The upcoming presidential inauguration will be one for the history books. And the local footnote?
MARGARET REIST / Lincoln Journal Star | Posted: Tuesday, January 6, 2009 12:00 am
The upcoming presidential inauguration will be one for the history books.
And the local footnote?
Ten Southwest High School students and 24 Scott Middle School students will be among the millions of Americans to travel to Washington for the festivities surrounding the inauguration of the nation’s first black president, Barack Obama.
The students are part of Close Up, a nonprofit group that plans educational trips to Washington for middle and high school students.
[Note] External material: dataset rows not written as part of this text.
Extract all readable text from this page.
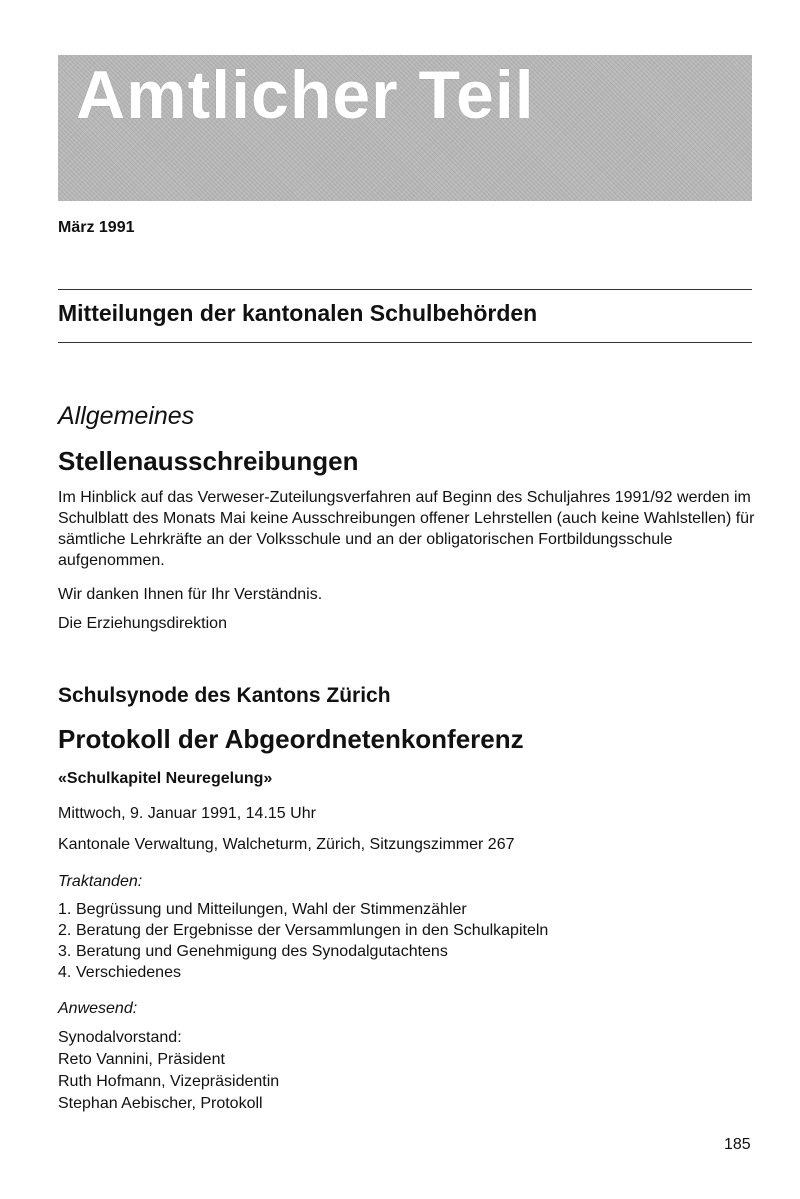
Amtlicher Teil
März 1991
Mitteilungen der kantonalen Schulbehörden
Allgemeines
Stellenausschreibungen
Im Hinblick auf das Verweser-Zuteilungsverfahren auf Beginn des Schuljahres 1991/92 werden im Schulblatt des Monats Mai keine Ausschreibungen offener Lehrstellen (auch keine Wahlstellen) für sämtliche Lehrkräfte an der Volksschule und an der obligatorischen Fortbildungsschule aufgenommen.
Wir danken Ihnen für Ihr Verständnis.
Die Erziehungsdirektion
Schulsynode des Kantons Zürich
Protokoll der Abgeordnetenkonferenz
«Schulkapitel Neuregelung»
Mittwoch, 9. Januar 1991, 14.15 Uhr
Kantonale Verwaltung, Walcheturm, Zürich, Sitzungszimmer 267
Traktanden:
1. Begrüssung und Mitteilungen, Wahl der Stimmenzähler
2. Beratung der Ergebnisse der Versammlungen in den Schulkapiteln
3. Beratung und Genehmigung des Synodalgutachtens
4. Verschiedenes
Anwesend:
Synodalvorstand:
Reto Vannini, Präsident
Ruth Hofmann, Vizepräsidentin
Stephan Aebischer, Protokoll
185
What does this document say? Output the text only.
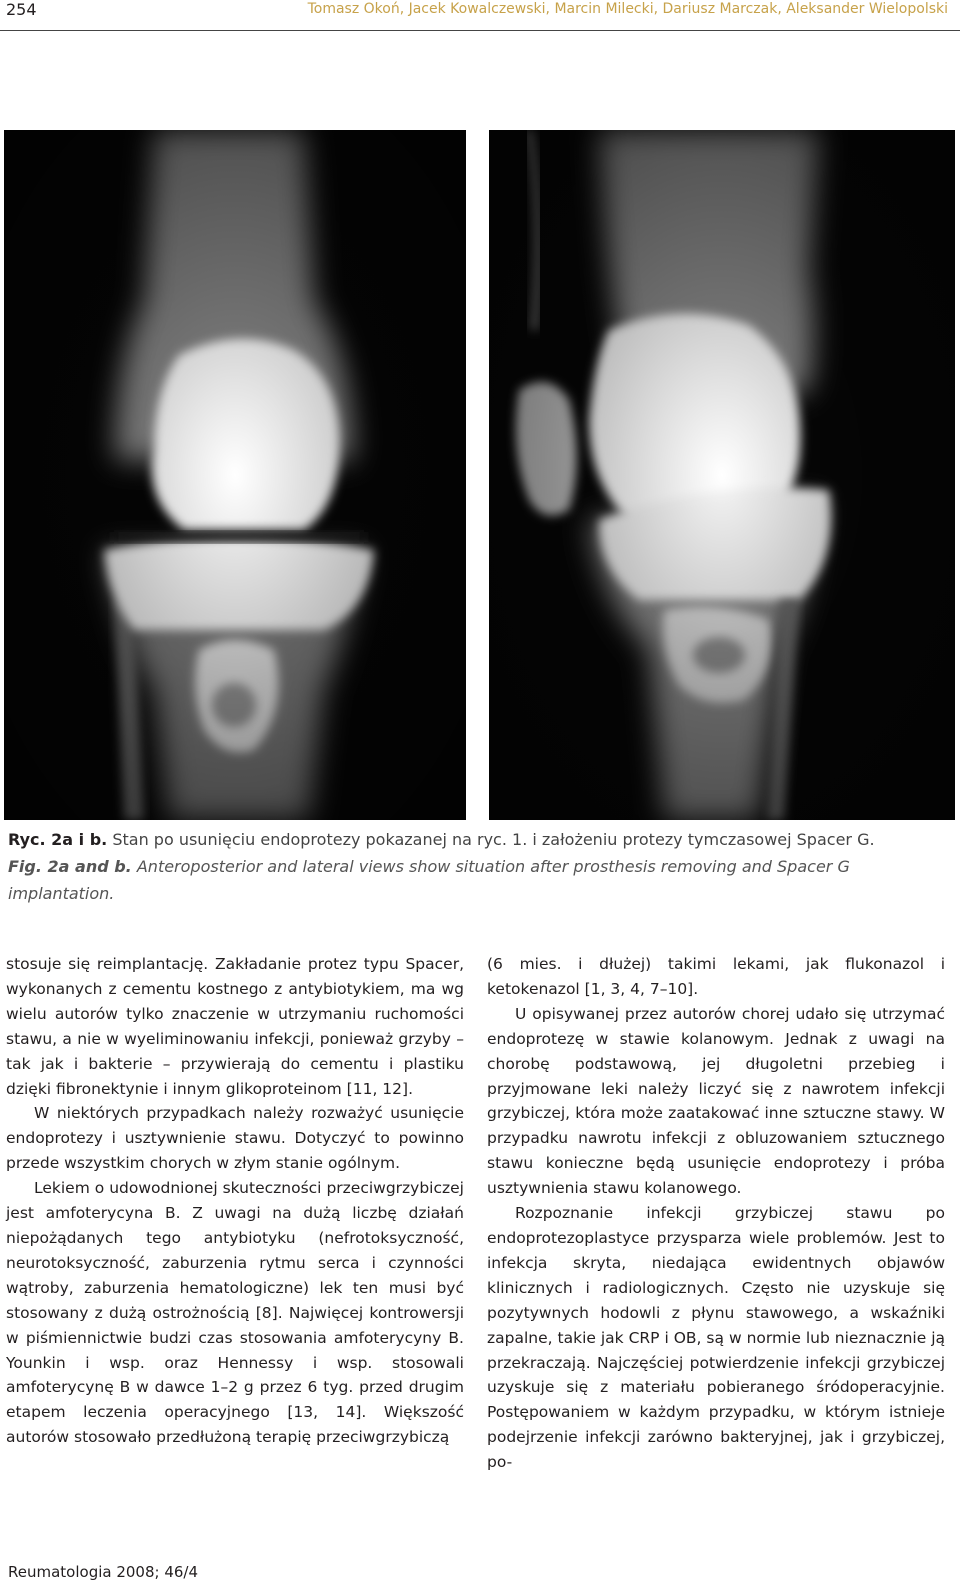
254	Tomasz Okoń, Jacek Kowalczewski, Marcin Milecki, Dariusz Marczak, Aleksander Wielopolski
Ryc. 2a i b. Stan po usunięciu endoprotezy pokazanej na ryc. 1. i założeniu protezy tymczasowej Spacer G.
Fig. 2a and b. Anteroposterior and lateral views show situation after prosthesis removing and Spacer G implantation.

stosuje się reimplantację. Zakładanie protez typu Spacer, wykonanych z cementu kostnego z antybiotykiem, ma wg wielu autorów tylko znaczenie w utrzymaniu ruchomości stawu, a nie w wyeliminowaniu infekcji, ponieważ grzyby – tak jak i bakterie – przywierają do cementu i plastiku dzięki fibronektynie i innym glikoproteinom [11, 12].

W niektórych przypadkach należy rozważyć usunięcie endoprotezy i usztywnienie stawu. Dotyczyć to powinno przede wszystkim chorych w złym stanie ogólnym.

Lekiem o udowodnionej skuteczności przeciwgrzybiczej jest amfoterycyna B. Z uwagi na dużą liczbę działań niepożądanych tego antybiotyku (nefrotoksyczność, neurotoksyczność, zaburzenia rytmu serca i czynności wątroby, zaburzenia hematologiczne) lek ten musi być stosowany z dużą ostrożnością [8]. Najwięcej kontrowersji w piśmiennictwie budzi czas stosowania amfoterycyny B. Younkin i wsp. oraz Hennessy i wsp. stosowali amfoterycynę B w dawce 1–2 g przez 6 tyg. przed drugim etapem leczenia operacyjnego [13, 14]. Większość autorów stosowało przedłużoną terapię przeciwgrzybiczą

(6 mies. i dłużej) takimi lekami, jak flukonazol i ketokenazol [1, 3, 4, 7–10].

U opisywanej przez autorów chorej udało się utrzymać endoprotezę w stawie kolanowym. Jednak z uwagi na chorobę podstawową, jej długoletni przebieg i przyjmowane leki należy liczyć się z nawrotem infekcji grzybiczej, która może zaatakować inne sztuczne stawy. W przypadku nawrotu infekcji z obluzowaniem sztucznego stawu konieczne będą usunięcie endoprotezy i próba usztywnienia stawu kolanowego.

Rozpoznanie infekcji grzybiczej stawu po endoprotezoplastyce przysparza wiele problemów. Jest to infekcja skryta, niedająca ewidentnych objawów klinicznych i radiologicznych. Często nie uzyskuje się pozytywnych hodowli z płynu stawowego, a wskaźniki zapalne, takie jak CRP i OB, są w normie lub nieznacznie ją przekraczają. Najczęściej potwierdzenie infekcji grzybiczej uzyskuje się z materiału pobieranego śródoperacyjnie. Postępowaniem w każdym przypadku, w którym istnieje podejrzenie infekcji zarówno bakteryjnej, jak i grzybiczej, po-

Reumatologia 2008; 46/4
The students from Southwest are the only Nebraska high school students participating in the Close Up inaugural trip, said Jalaina Handa, one of the two Southwest social studies teachers planning the excursion.
The 24 Scott Middle School students will also go as part of a Close Up program.
The Close Up program takes students year-round, but also plans trips around the inauguration. The students will see monuments and museums, but will also attend events connected to inauguration, Handa said. The day of the inauguration, the high school students will be up by 3 a.m., she said.
And here’s the great thing for the Southwest students: Mike Johanns, former governor, U.S. secretary of agriculture and newly elected member of the U.S. Senate, managed to get 12 of the 250,000 tickets for the ceremony for the students and their teachers.
“We will be guaranteed reserved seats,” said Alyssa Watson, another Southwest social studies teacher planning the trip. “Whether it will be close up and personal we can’t tell that right now,” she said.
The Scott students are still trying, but haven’t been able to get high-in-demand tickets.
Handa and Watson planned the trip last spring, long before anybody knew who the 44th president would be.
Once Obama was elected they got a barrage of requests. But they’d already finalized plans and couldn’t take any more, the teachers said.
Blake Wewel, a senior, heard about the trip from a couple of buddies at school. He didn’t know how the election would play out, but was excited immediately.
He figured, he said, that either way it would be historical — the first woman vice president or the first black president.
It would be a great experience any time, but the inauguration makes it a once-in-a-lifetime trip, he said.
“It’s kind of cool to think you’re going to be there for a piece of history,” he said.
Watson said she’s as excited as the students, because as a social studies teacher, she can share her firsthand observations of a moment in history with classes for years to come.
“When I’m still teaching 20 years from now this is going to be something in the textbooks,” she said.
Seeing the nation’s capital firsthand is what makes all the Close Up trips special, Handa said. And to see Obama sworn in gives students something they can’t get in a textbook or a classroom.
“To actually be there and live through the history is so much more rewarding for students,” she said.